Sun. May 21, 2017 9:00 AM - 10:30 AM 102 (International Conference Hall 1F)

convener:Kanako Seki(Graduate School of Science, University of Tokyo), Yoshiyuki O. Takahashi(Graduate School of Science, Kobe University), Hiromu Nakagawa(Planetary Atmosphere Physics Laboratory, Department of Geophysics, Graduate School of Science, Tohoku University), Keiichiro Fukazawa(Academic Center for Computing and Media Studies, Kyoto University), Chairperson:Manabu Yagi(RIKEN Advanced Institute for Computational Science), Chairperson:Keiichiro Fukazawa(Academic Center for Computing and Media Studies, Kyoto University)

9:00 AM - 9:18 AM

[PCG24-01] Global structure and heavy ion distribution in Mercury's magnetosphere

*Manabu Yagi1, Kanako Seki2, Yosuke Matsumoto3, Delcourt Dominique4, Leblanc Francois5 (1.RIKEN Advanced Institute for Computational Science, 2.Graduate School of Science, University of Tokyo, 3.Graduate School of Science, Chiba University, 4.LPP, Ecole Polytechnique, CNRS, 5.LATMOS, IPSL, CNRS)
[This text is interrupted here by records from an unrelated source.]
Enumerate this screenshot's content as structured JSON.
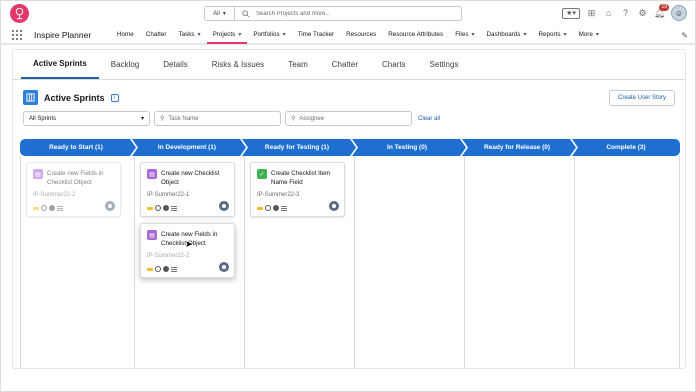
{
  "app": {
    "name": "Inspire Planner",
    "brand_color": "#e4386c",
    "accent_color": "#1f6fd1"
  },
  "search": {
    "scope": "All",
    "placeholder": "Search Projects and more..."
  },
  "header_icons": {
    "notifications_count": "19"
  },
  "nav": {
    "items": [
      {
        "label": "Home",
        "chevron": false
      },
      {
        "label": "Chatter",
        "chevron": false
      },
      {
        "label": "Tasks",
        "chevron": true
      },
      {
        "label": "Projects",
        "chevron": true,
        "active": true
      },
      {
        "label": "Portfolios",
        "chevron": true
      },
      {
        "label": "Time Tracker",
        "chevron": false
      },
      {
        "label": "Resources",
        "chevron": false
      },
      {
        "label": "Resource Attributes",
        "chevron": false
      },
      {
        "label": "Files",
        "chevron": true
      },
      {
        "label": "Dashboards",
        "chevron": true
      },
      {
        "label": "Reports",
        "chevron": true
      },
      {
        "label": "More",
        "chevron": true
      }
    ]
  },
  "tabs": [
    "Active Sprints",
    "Backlog",
    "Details",
    "Risks & Issues",
    "Team",
    "Chatter",
    "Charts",
    "Settings"
  ],
  "active_tab": "Active Sprints",
  "page": {
    "title": "Active Sprints",
    "create_button": "Create User Story"
  },
  "filters": {
    "sprint_select": "All Sprints",
    "task_placeholder": "Task Name",
    "assignee_placeholder": "Assignee",
    "clear_all": "Clear all"
  },
  "stages": [
    {
      "label": "Ready to Start  (1)"
    },
    {
      "label": "In Development  (1)"
    },
    {
      "label": "Ready for Testing  (1)"
    },
    {
      "label": "In Testing  (0)"
    },
    {
      "label": "Ready for Release  (0)"
    },
    {
      "label": "Complete  (3)"
    }
  ],
  "cards": [
    {
      "title": "Create new Fields in Checklist Object",
      "id": "IP-Summer22-2",
      "icon": "user-story-icon",
      "state": "faded"
    },
    {
      "title": "Create new Checklist Object",
      "id": "IP-Summer22-1",
      "icon": "user-story-icon",
      "state": "normal"
    },
    {
      "title": "Create Checklist Item Name Field",
      "id": "IP-Summer22-3",
      "icon": "checkmark-icon",
      "state": "normal"
    },
    {
      "title": "Create new Fields in Checklist Object",
      "id": "IP-Summer22-2",
      "icon": "user-story-icon",
      "state": "dragging"
    }
  ]
}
Keywords:Mercury's magnetosphere, MHD simulation

From Mariner 10 and MESSENGER observations, Mercury’s magnetosphere is thought to be a miniature of the Earth’s magnetosphere. While these two magnetospheres have several characteristics in common, some critical differences are also evident. First, there is no atmospheric layer, but only tenuous exosphere. Second, center of dipole field is shifted to northward about 485km, which is equivalent to 0.2 Mercury's radius. Kinetic effects of heavy ions will also be important in Mercury's magnetosphere, because Mercury’s magnetosphere is relatively small compared to the large Larmor radii. Trajectory tracings is one of the dominant methods to estimate the kinetic effect of heavy ions which originate from the exosphere, though the results of the simulation are quite sensitive to the electric and magnetic field. Hence, it is important to provide a realistic field model in the trajectory tracings. In order to construct a large scale structure, we developed a MHD simulation code, and adopted it to the global simulation of Mercury’s magnetosphere. In this study, first we performed several cases of MHD simulation to investigate the interaction between solar wind plasma and offset dipole of Mercury. Solar wind densities are given 35cm^{-3}, and velocity for 400km/s which is typical value in the Mercury's orbit. IMF conditions comes from Parker Spiral which has strong Bx and By component at the Mercury's orbit, and fluctuations are added in By and Bz components. In the results of MHD simulations, global configuration of magnetosphere shows strong north-south asymmetry due to dipole offset and IMF-Bx in addition to dawn-dusk asymmetry which comes from IMF-By. IMF Bx also affects to the intensity ratio of north and south cusp pressure, while IMF By component “twist” the cusp region to longitudinal direction. The identification of global structures especially the cusp region is important not only for the understanding of magnetospheric physics itself, but also making a proposal to the observational plan of spacecraft such as Bepi-Colombo. In the presentation, we will also discuss the heavy ion distribution and precipitation on Mercury obtained by trajectory tracings of test particles.